Ketua RMINU Kabupaten Jombang, KH Amin Yahya, menegaskan bahwa penerapan lima hari sekolah berdampak langsung pada keseimbangan antara pendidikan formal dan pendidikan agama yang selama ini berjalan harmonis.
“Anak-anak kita jadi terlalu lama di sekolah formal, sehingga tidak punya cukup waktu dan tenaga untuk mengikuti kegiatan diniyah, TPQ, maupun madrasah sore. Padahal Jombang dikenal sebagai Kota Santri, di mana pendidikan agama menjadi ruh yang tidak bisa dipisahkan dari kehidupan masyarakat,” jelas KH Amin Yahya, Selasa (2/9/2025).
Menurutnya, selain melelahkan siswa, sistem lima hari sekolah juga menambah beban ekonomi keluarga. Dengan libur dua hari dalam sepekan, banyak potensi masalah yang bisa muncul bagi anak-anak.
“Waktu longgar yang terlalu banyak bisa berdampak pada kegiatan yang kurang positif. Sementara secara ekonomi, anak-anak yang pulang sore sering membutuhkan bekal dan biaya tambahan, padahal tidak semua orang tua mampu,” terangnya.
KH Amin Yahya juga menyoroti efek psikologis siswa yang pulang dalam kondisi lelah sehingga semangat mengaji berkurang dan waktu kebersamaan dengan keluarga semakin terbatas.

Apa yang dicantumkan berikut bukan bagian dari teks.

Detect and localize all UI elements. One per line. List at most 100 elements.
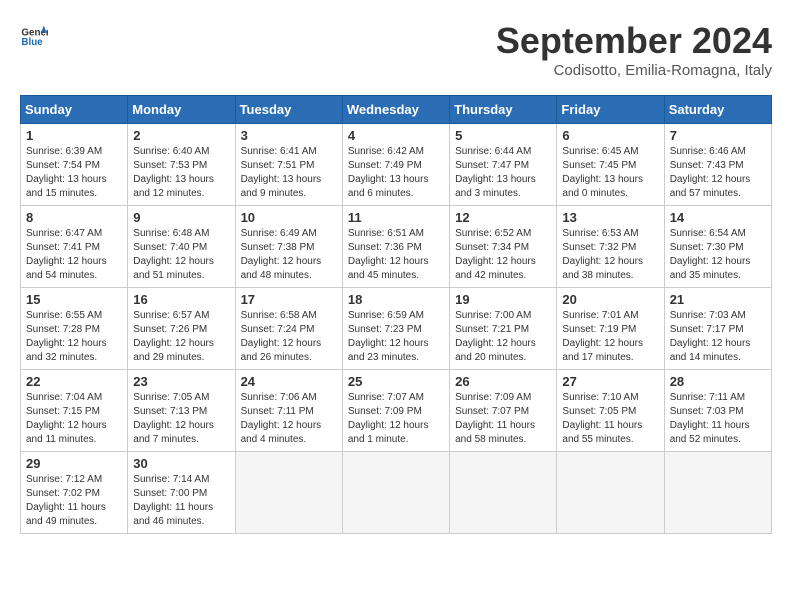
table-cell (557, 452, 664, 534)
table-cell: 14 Sunrise: 6:54 AMSunset: 7:30 PMDayligh… (664, 206, 771, 288)
table-cell: 24 Sunrise: 7:06 AMSunset: 7:11 PMDayligh… (235, 370, 342, 452)
table-cell: 6 Sunrise: 6:45 AMSunset: 7:45 PMDaylight… (557, 124, 664, 206)
table-cell: 3 Sunrise: 6:41 AMSunset: 7:51 PMDaylight… (235, 124, 342, 206)
table-cell (450, 452, 557, 534)
day-number: 18 (348, 292, 444, 307)
cell-info: Sunrise: 7:05 AMSunset: 7:13 PMDaylight:… (133, 391, 229, 447)
cell-info: Sunrise: 6:47 AMSunset: 7:41 PMDaylight:… (26, 227, 122, 283)
day-number: 5 (455, 128, 551, 143)
table-cell: 18Sunrise: 6:59 AMSunset: 7:23 PMDayligh… (342, 288, 449, 370)
day-number: 7 (670, 128, 766, 143)
col-sunday: Sunday (21, 96, 128, 124)
month-title: September 2024 (496, 20, 772, 62)
day-number: 30 (133, 456, 229, 471)
cell-info: Sunrise: 6:42 AMSunset: 7:49 PMDaylight:… (348, 145, 444, 201)
col-thursday: Thursday (450, 96, 557, 124)
table-cell (342, 452, 449, 534)
table-cell: 8 Sunrise: 6:47 AMSunset: 7:41 PMDaylight… (21, 206, 128, 288)
cell-info: Sunrise: 7:03 AMSunset: 7:17 PMDaylight:… (670, 309, 766, 365)
col-saturday: Saturday (664, 96, 771, 124)
title-area: September 2024 Codisotto, Emilia-Romagna… (496, 20, 772, 79)
day-number: 2 (133, 128, 229, 143)
table-cell: 25 Sunrise: 7:07 AMSunset: 7:09 PMDayligh… (342, 370, 449, 452)
day-number: 4 (348, 128, 444, 143)
day-number: 20 (562, 292, 658, 307)
table-cell: 27 Sunrise: 7:10 AMSunset: 7:05 PMDayligh… (557, 370, 664, 452)
day-number: 23 (133, 374, 229, 389)
cell-info: Sunrise: 7:01 AMSunset: 7:19 PMDaylight:… (562, 309, 658, 365)
table-cell: 13Sunrise: 6:53 AMSunset: 7:32 PMDayligh… (557, 206, 664, 288)
cell-info: Sunrise: 6:58 AMSunset: 7:24 PMDaylight:… (241, 309, 337, 365)
table-cell: 1 Sunrise: 6:39 AMSunset: 7:54 PMDaylight… (21, 124, 128, 206)
day-number: 22 (26, 374, 122, 389)
table-cell: 21 Sunrise: 7:03 AMSunset: 7:17 PMDayligh… (664, 288, 771, 370)
table-cell (664, 452, 771, 534)
cell-info: Sunrise: 7:09 AMSunset: 7:07 PMDaylight:… (455, 391, 551, 447)
day-number: 29 (26, 456, 122, 471)
table-cell: 19Sunrise: 7:00 AMSunset: 7:21 PMDayligh… (450, 288, 557, 370)
day-number: 10 (241, 210, 337, 225)
cell-info: Sunrise: 7:14 AMSunset: 7:00 PMDaylight:… (133, 473, 229, 529)
table-cell: 10 Sunrise: 6:49 AMSunset: 7:38 PMDayligh… (235, 206, 342, 288)
location: Codisotto, Emilia-Romagna, Italy (496, 62, 772, 79)
cell-info: Sunrise: 6:46 AMSunset: 7:43 PMDaylight:… (670, 145, 766, 201)
cell-info: Sunrise: 6:55 AMSunset: 7:28 PMDaylight:… (26, 309, 122, 365)
table-cell: 17Sunrise: 6:58 AMSunset: 7:24 PMDayligh… (235, 288, 342, 370)
day-number: 11 (348, 210, 444, 225)
day-number: 15 (26, 292, 122, 307)
cell-info: Sunrise: 6:52 AMSunset: 7:34 PMDaylight:… (455, 227, 551, 283)
cell-info: Sunrise: 6:54 AMSunset: 7:30 PMDaylight:… (670, 227, 766, 283)
day-number: 21 (670, 292, 766, 307)
table-row: 1 Sunrise: 6:39 AMSunset: 7:54 PMDaylight… (21, 124, 772, 206)
table-cell: 2 Sunrise: 6:40 AMSunset: 7:53 PMDaylight… (128, 124, 235, 206)
col-monday: Monday (128, 96, 235, 124)
day-number: 6 (562, 128, 658, 143)
table-row: 22Sunrise: 7:04 AMSunset: 7:15 PMDayligh… (21, 370, 772, 452)
cell-info: Sunrise: 6:41 AMSunset: 7:51 PMDaylight:… (241, 145, 337, 201)
table-cell: 30 Sunrise: 7:14 AMSunset: 7:00 PMDayligh… (128, 452, 235, 534)
col-wednesday: Wednesday (342, 96, 449, 124)
cell-info: Sunrise: 7:10 AMSunset: 7:05 PMDaylight:… (562, 391, 658, 447)
day-number: 12 (455, 210, 551, 225)
day-number: 8 (26, 210, 122, 225)
day-number: 28 (670, 374, 766, 389)
cell-info: Sunrise: 6:45 AMSunset: 7:45 PMDaylight:… (562, 145, 658, 201)
cell-info: Sunrise: 7:06 AMSunset: 7:11 PMDaylight:… (241, 391, 337, 447)
table-cell: 15 Sunrise: 6:55 AMSunset: 7:28 PMDayligh… (21, 288, 128, 370)
table-cell: 20 Sunrise: 7:01 AMSunset: 7:19 PMDayligh… (557, 288, 664, 370)
day-number: 27 (562, 374, 658, 389)
day-number: 13 (562, 210, 658, 225)
table-cell: 5 Sunrise: 6:44 AMSunset: 7:47 PMDaylight… (450, 124, 557, 206)
day-number: 16 (133, 292, 229, 307)
table-row: 29 Sunrise: 7:12 AMSunset: 7:02 PMDayligh… (21, 452, 772, 534)
cell-info: Sunrise: 7:12 AMSunset: 7:02 PMDaylight:… (26, 473, 122, 529)
header-row: Sunday Monday Tuesday Wednesday Thursday… (21, 96, 772, 124)
table-cell: 11 Sunrise: 6:51 AMSunset: 7:36 PMDayligh… (342, 206, 449, 288)
day-number: 3 (241, 128, 337, 143)
table-cell: 4 Sunrise: 6:42 AMSunset: 7:49 PMDaylight… (342, 124, 449, 206)
table-cell: 29 Sunrise: 7:12 AMSunset: 7:02 PMDayligh… (21, 452, 128, 534)
cell-info: Sunrise: 6:51 AMSunset: 7:36 PMDaylight:… (348, 227, 444, 283)
cell-info: Sunrise: 7:00 AMSunset: 7:21 PMDaylight:… (455, 309, 551, 365)
calendar-table: Sunday Monday Tuesday Wednesday Thursday… (20, 95, 772, 534)
cell-info: Sunrise: 6:49 AMSunset: 7:38 PMDaylight:… (241, 227, 337, 283)
day-number: 9 (133, 210, 229, 225)
cell-info: Sunrise: 6:57 AMSunset: 7:26 PMDaylight:… (133, 309, 229, 365)
cell-info: Sunrise: 6:39 AMSunset: 7:54 PMDaylight:… (26, 145, 122, 201)
table-cell: 26Sunrise: 7:09 AMSunset: 7:07 PMDayligh… (450, 370, 557, 452)
cell-info: Sunrise: 6:48 AMSunset: 7:40 PMDaylight:… (133, 227, 229, 283)
table-cell: 12 Sunrise: 6:52 AMSunset: 7:34 PMDayligh… (450, 206, 557, 288)
cell-info: Sunrise: 7:07 AMSunset: 7:09 PMDaylight:… (348, 391, 444, 447)
cell-info: Sunrise: 6:40 AMSunset: 7:53 PMDaylight:… (133, 145, 229, 201)
calendar-body: 1 Sunrise: 6:39 AMSunset: 7:54 PMDaylight… (21, 124, 772, 534)
day-number: 24 (241, 374, 337, 389)
day-number: 25 (348, 374, 444, 389)
table-row: 8 Sunrise: 6:47 AMSunset: 7:41 PMDaylight… (21, 206, 772, 288)
cell-info: Sunrise: 6:44 AMSunset: 7:47 PMDaylight:… (455, 145, 551, 201)
table-cell: 7 Sunrise: 6:46 AMSunset: 7:43 PMDaylight… (664, 124, 771, 206)
logo-icon: General Blue (20, 20, 48, 48)
day-number: 14 (670, 210, 766, 225)
day-number: 1 (26, 128, 122, 143)
table-cell: 16 Sunrise: 6:57 AMSunset: 7:26 PMDayligh… (128, 288, 235, 370)
cell-info: Sunrise: 7:11 AMSunset: 7:03 PMDaylight:… (670, 391, 766, 447)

“Bukannya meningkatkan kualitas belajar, justru banyak siswa pulang dalam kondisi letih. Semangat mengaji berkurang, waktu bersama keluarga pun semakin sedikit. Ini jelas tidak ideal,” ungkapnya.
Atas dasar itu, RMINU Jombang meminta Bupati Jombang meninjau ulang kebijakan lima hari sekolah dan mengembalikan pola belajar enam hari.
“Kami mendesak agar Bupati Jombang mendengar aspirasi masyarakat. Sistem enam hari lebih proporsional, tidak membebani siswa, dan selaras dengan tradisi pendidikan di Jombang. Keseimbangan antara ilmu umum dan ilmu agama harus tetap terjaga,” tegas KH Amin Yahya.
Sebagaimana diketahui, pemerintah pusat memang memberikan fleksibilitas bagi sekolah untuk menerapkan sistem lima atau enam hari belajar. Namun, dalam praktiknya kebijakan tersebut sering memicu polemik, khususnya di daerah dengan tradisi pendidikan agama yang kuat seperti Kabupaten Jombang.